The idea of both plug-ins is to use the file path of the module as the module ID, rather than the default number used in WebPack 1, and WebPack 1 does not accept non-numbers as module IDS.

Our way of thinking

The file path of the module is mapped to a number through a hash calculation, using the globally unique number as ID to solve, no problem!

Reference:

  • Before-module-ids hooks exposed in webpack/ compilation.js
  • webpack/HashedModuleIdsPlugin.js

Give the solution in WebPack 1.x:

. xx.prototype.apply = function(compiler) { function hexToNum(str) { str = str.toUpperCase(); var code = '' for (var i = 0; i < str.length; i++) { var c = str.charCodeAt(i) + ''; if ((c + '').length < 2) { c = '0' + c } code += c } return parseInt(code, 10); } var usedIds = {}; function genModuleId(module) { var modulePath = module.libIdent({ context: compiler.options.context }); var id = md5(modulePath); var len = 4; while (usedIds[id.substr(0, len)]) { len++; } id = id.substr(0, len); return hexToNum(id) } compiler.plugin("compilation", function(compilation) { compilation.plugin("before-module-ids", function(modules) { modules.forEach(function(module) { if (module.libIdent && module.id === null) { module.id = genModuleId(module); usedIds[module.id] = true; }}); }); }); }; .Copy the code

The hook registration method is similar to the content hash plugin. After obtaining the module file path, md5 computs the output hexadecimal string ([0-9A-e]) and converts the string characters into ASCII integers. Since hexadecimal strings will only contain [0-9a-e], ensuring that the integer converted to a single character is two digits guarantees that the algorithm works.

For example:

path = '/node_module/xxx'
md5Hash = md5(path) // => A3E...
nul = hexToNum(md5Hash) // => 650369 
Copy the code

One minor drawback is that using the module file path as the hash input is not 100% perfect, and if the file name is changed, the module ID is “unstable”. In fact, you can use the contents of the module file as the hash input, but for efficiency reasons, the trade-off is to use the path.

conclusion

In order to ensure that the hash value of the file in the production stage of Webpack 1.x can be perfectly mapped to the file content one by one, I consulted a lot of information. According to the current solution discussed on Github, it basically solved the problem, but it is not elegant and perfect enough. Therefore, I used the ideas of Webpack 2 to add a little skill. It’s a pretty elegant solution to the problem.

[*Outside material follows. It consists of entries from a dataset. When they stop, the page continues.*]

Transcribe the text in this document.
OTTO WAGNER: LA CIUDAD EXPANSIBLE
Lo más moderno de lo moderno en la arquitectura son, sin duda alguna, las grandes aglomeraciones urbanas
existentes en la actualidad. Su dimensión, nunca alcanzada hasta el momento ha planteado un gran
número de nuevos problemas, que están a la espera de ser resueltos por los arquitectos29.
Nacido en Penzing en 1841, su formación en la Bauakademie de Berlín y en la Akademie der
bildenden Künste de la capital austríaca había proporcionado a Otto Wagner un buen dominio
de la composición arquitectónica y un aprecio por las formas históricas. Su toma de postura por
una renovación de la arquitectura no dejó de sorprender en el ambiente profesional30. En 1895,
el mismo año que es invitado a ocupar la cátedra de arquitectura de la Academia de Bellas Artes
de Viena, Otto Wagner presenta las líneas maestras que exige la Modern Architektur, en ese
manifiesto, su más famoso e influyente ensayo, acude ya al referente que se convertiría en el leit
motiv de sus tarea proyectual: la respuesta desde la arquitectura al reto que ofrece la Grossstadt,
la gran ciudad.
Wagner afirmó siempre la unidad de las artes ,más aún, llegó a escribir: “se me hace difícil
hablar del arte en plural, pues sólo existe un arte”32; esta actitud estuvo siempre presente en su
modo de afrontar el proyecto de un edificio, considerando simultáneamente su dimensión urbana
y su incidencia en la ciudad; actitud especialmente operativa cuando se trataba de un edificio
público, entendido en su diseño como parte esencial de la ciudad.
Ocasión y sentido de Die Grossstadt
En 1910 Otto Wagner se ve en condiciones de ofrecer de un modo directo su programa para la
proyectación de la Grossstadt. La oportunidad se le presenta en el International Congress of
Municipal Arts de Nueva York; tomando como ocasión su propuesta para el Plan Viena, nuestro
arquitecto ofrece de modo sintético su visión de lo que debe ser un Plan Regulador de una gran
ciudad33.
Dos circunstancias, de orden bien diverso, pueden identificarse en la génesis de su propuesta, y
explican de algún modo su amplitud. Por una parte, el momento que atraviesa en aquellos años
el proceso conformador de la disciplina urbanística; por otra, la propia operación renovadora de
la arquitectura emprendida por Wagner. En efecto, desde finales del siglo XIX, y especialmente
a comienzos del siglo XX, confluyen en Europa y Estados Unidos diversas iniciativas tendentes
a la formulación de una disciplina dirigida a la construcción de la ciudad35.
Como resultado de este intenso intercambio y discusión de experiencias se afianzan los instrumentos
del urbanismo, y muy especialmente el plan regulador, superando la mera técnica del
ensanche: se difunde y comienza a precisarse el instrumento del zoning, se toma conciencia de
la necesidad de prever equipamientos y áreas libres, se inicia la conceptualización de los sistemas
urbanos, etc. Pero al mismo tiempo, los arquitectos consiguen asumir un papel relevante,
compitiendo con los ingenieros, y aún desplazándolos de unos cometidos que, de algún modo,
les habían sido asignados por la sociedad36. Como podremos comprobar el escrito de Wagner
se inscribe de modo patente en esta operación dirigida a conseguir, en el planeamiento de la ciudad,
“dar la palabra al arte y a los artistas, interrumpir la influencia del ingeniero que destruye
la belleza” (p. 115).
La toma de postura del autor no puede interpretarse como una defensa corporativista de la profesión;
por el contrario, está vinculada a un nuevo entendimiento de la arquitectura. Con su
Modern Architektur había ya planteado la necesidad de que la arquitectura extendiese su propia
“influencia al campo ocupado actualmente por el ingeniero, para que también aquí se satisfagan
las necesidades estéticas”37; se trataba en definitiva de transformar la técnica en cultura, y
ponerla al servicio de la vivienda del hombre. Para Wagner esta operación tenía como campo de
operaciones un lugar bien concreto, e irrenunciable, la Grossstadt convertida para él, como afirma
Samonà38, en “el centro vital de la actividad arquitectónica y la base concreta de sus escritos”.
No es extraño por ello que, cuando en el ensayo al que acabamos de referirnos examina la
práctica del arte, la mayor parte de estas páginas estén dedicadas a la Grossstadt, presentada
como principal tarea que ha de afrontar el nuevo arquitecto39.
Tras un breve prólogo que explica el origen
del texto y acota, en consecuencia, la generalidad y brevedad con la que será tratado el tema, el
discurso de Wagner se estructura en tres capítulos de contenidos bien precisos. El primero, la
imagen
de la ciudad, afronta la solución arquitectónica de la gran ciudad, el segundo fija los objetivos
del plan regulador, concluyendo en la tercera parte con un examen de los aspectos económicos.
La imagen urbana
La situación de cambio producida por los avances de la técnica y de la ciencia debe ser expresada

The plugin is placed on Github: Zhenyong /webpack-stable-module-id-and-hash

The resources

  • Vendor chunkhash changes when app code changes · Issue #1315 · webpack/webpack
  • Differences between Hash and Chunkhash in Webpack, and Hash fingerprint decoupling schemes for JS and CSS – Zhoujunpeng – Blog Park
  • Webpack using optimized | Web front-end tencent AlloyTeam Blog | vision: to become the earth excellent Web team!